After an earthquake devastated Mexico City in 1985, Reséndiz joined one of the various cooperatives that emerged to offer alternative trades to the thousands of people who, like her, had lost their jobs and homes. But she noticed that she was the only female in the collective she had joined.

Feeling that her male peers were not taking her opinion into account, she decided to start her own collective made ​​by and for women, as she puts it. Around 60 women have participated in the pottery collective since she founded it in 1992.

Age, education level and marital status do not matter in the group’s workshop. They adjust to the circumstances of each woman who has participated, whether it has been picking up their children from school or not working during weekends because their husbands did not let them.

This stems from strict gender norms in Tláhuac, where the custom that women should not work prevailed even 20 years ago, Reséndiz says. This made it complicated for women to get involved in the project.

But in the collective, the women began to discover that they are capable of doing paid work and supporting themselves, Reséndiz says.

The women sell their ceramics by order and at craft fairs throughout the country.
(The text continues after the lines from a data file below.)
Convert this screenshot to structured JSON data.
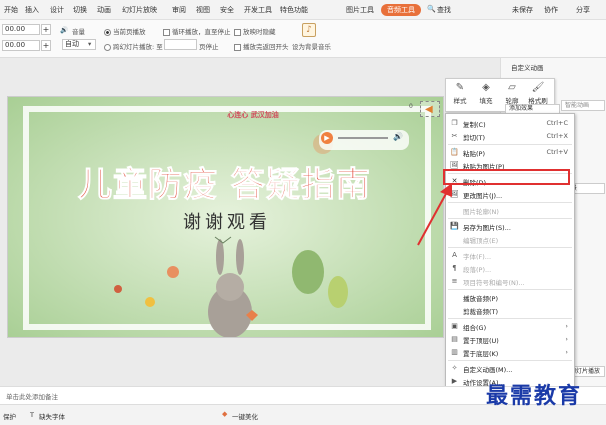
{
  "menubar": {
    "items": [
      "开始",
      "插入",
      "设计",
      "切换",
      "动画",
      "幻灯片放映",
      "审阅",
      "视图",
      "安全",
      "开发工具",
      "特色功能",
      "图片工具"
    ],
    "active": "音频工具",
    "search": "查找",
    "right": [
      "未保存",
      "协作",
      "分享"
    ]
  },
  "toolbar": {
    "val1": "00.00",
    "val2": "00.00",
    "play_opt": "当前页播放",
    "auto": "自动",
    "cross_opt": "跨幻灯片播放: 至",
    "loop": "循环播放，直至停止",
    "hide": "放映时隐藏",
    "page_stop": "页停止",
    "rewind": "播放完返回开头",
    "bg_music": "设为背景音乐"
  },
  "slide": {
    "title": "儿童防疫 答疑指南",
    "subtitle": "谢谢观看",
    "badge": "心连心 武汉加油"
  },
  "floatbar": {
    "items": [
      "样式",
      "填充",
      "轮廓",
      "格式刷"
    ],
    "add_effect": "添加效果",
    "smart": "智能动画",
    "num": "0"
  },
  "context_menu": [
    {
      "icon": "copy-icon",
      "glyph": "❐",
      "label": "复制(C)",
      "sc": "Ctrl+C"
    },
    {
      "icon": "cut-icon",
      "glyph": "✂",
      "label": "剪切(T)",
      "sc": "Ctrl+X"
    },
    {
      "icon": "paste-icon",
      "glyph": "📋",
      "label": "粘贴(P)",
      "sc": "Ctrl+V"
    },
    {
      "icon": "paste-image-icon",
      "glyph": "🖼",
      "label": "粘贴为图片(P)",
      "sc": ""
    },
    {
      "icon": "delete-icon",
      "glyph": "✕",
      "label": "删除(D)",
      "sc": "",
      "highlight": true
    },
    {
      "icon": "change-image-icon",
      "glyph": "🖼",
      "label": "更改图片(J)...",
      "sc": ""
    },
    {
      "icon": "",
      "glyph": "",
      "label": "图片轮廓(N)",
      "sc": "",
      "dis": true
    },
    {
      "icon": "save-as-image-icon",
      "glyph": "💾",
      "label": "另存为图片(S)...",
      "sc": ""
    },
    {
      "icon": "",
      "glyph": "",
      "label": "编辑顶点(E)",
      "sc": "",
      "dis": true
    },
    {
      "icon": "font-icon",
      "glyph": "A",
      "label": "字体(F)...",
      "sc": "",
      "dis": true
    },
    {
      "icon": "paragraph-icon",
      "glyph": "¶",
      "label": "段落(P)...",
      "sc": "",
      "dis": true
    },
    {
      "icon": "numbering-icon",
      "glyph": "≡",
      "label": "项目符号和编号(N)...",
      "sc": "",
      "dis": true
    },
    {
      "icon": "",
      "glyph": "",
      "label": "播放音频(P)",
      "sc": ""
    },
    {
      "icon": "",
      "glyph": "",
      "label": "剪裁音频(T)",
      "sc": ""
    },
    {
      "icon": "group-icon",
      "glyph": "▣",
      "label": "组合(G)",
      "sc": "›"
    },
    {
      "icon": "bring-front-icon",
      "glyph": "▤",
      "label": "置于顶层(U)",
      "sc": "›"
    },
    {
      "icon": "send-back-icon",
      "glyph": "▥",
      "label": "置于底层(K)",
      "sc": "›"
    },
    {
      "icon": "custom-anim-icon",
      "glyph": "✧",
      "label": "自定义动画(M)...",
      "sc": ""
    },
    {
      "icon": "action-icon",
      "glyph": "▶",
      "label": "动作设置(A)...",
      "sc": ""
    },
    {
      "icon": "settings-icon",
      "glyph": "⚙",
      "label": "设置对...",
      "sc": ""
    },
    {
      "icon": "hyperlink-icon",
      "glyph": "🔗",
      "label": "超链接(H)...",
      "sc": ""
    }
  ],
  "rightpanel": {
    "custom_anim": "自定义动画",
    "label1": "添加效果",
    "label2": "背景",
    "label3": "幻灯片播放"
  },
  "notes": {
    "text": "单击此处添加备注"
  },
  "statusbar": {
    "protect": "保护",
    "missing_font": "缺失字体",
    "beautify": "一键美化"
  },
  "watermark": "最需教育"
}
A pendant or incense holder sells for about 20 pesos ($1.60), and a large clay pot can sell for up to 2,500 pesos ($200). Reséndiz says their most popular items are cups, which go for 65 pesos ($5), and candle diffusers, which earn them about 100 pesos ($8).

They earn the majority of their money during holiday seasons from May to June and November to December, garnering about 30,000 pesos ($2,415) to 40,000 pesos ($3,220) per month as a group, Reséndiz says. This sustains the women during the other months of the year, when their sales are lower.

The collective has introduced the women to an alternative form of work that yields professional and personal growth, Reséndiz says. In addition to learning the art of pottery, they have also gained welding and bricklaying skills.

Beyond the right to work, the group has exposed participants to women’s rights in general. Reséndiz mentions several radio programs they used to listen to while working that made the women aware that they have rights too.

Rosalba Francisco, 28, joined the pottery collective 10 years ago. At the time, she lived with her brothers and father, who kept her subservient. After suffering from intense depression, Francisco persuaded her father to let her work.

She joined the pottery collective in 2003. She met new people and discovered new places through the fairs the group traveled to in order to sell its crafts.

She also started to question her father. Displeased, he said she could not work with the collective anymore.

Instead of quitting, Francisco decided to move out of her father’s house and began to fend for herself. Now, Francisco is able to support herself solely through Mujeres Alfareras de Tláhuac. Francisco says her labor in the workshop has changed the course of her life.

“The workshop was an awakening for me,” she says. “It was important. The clay has opened paths for me. It has guided me.” 

All interviews were translated from Spanish.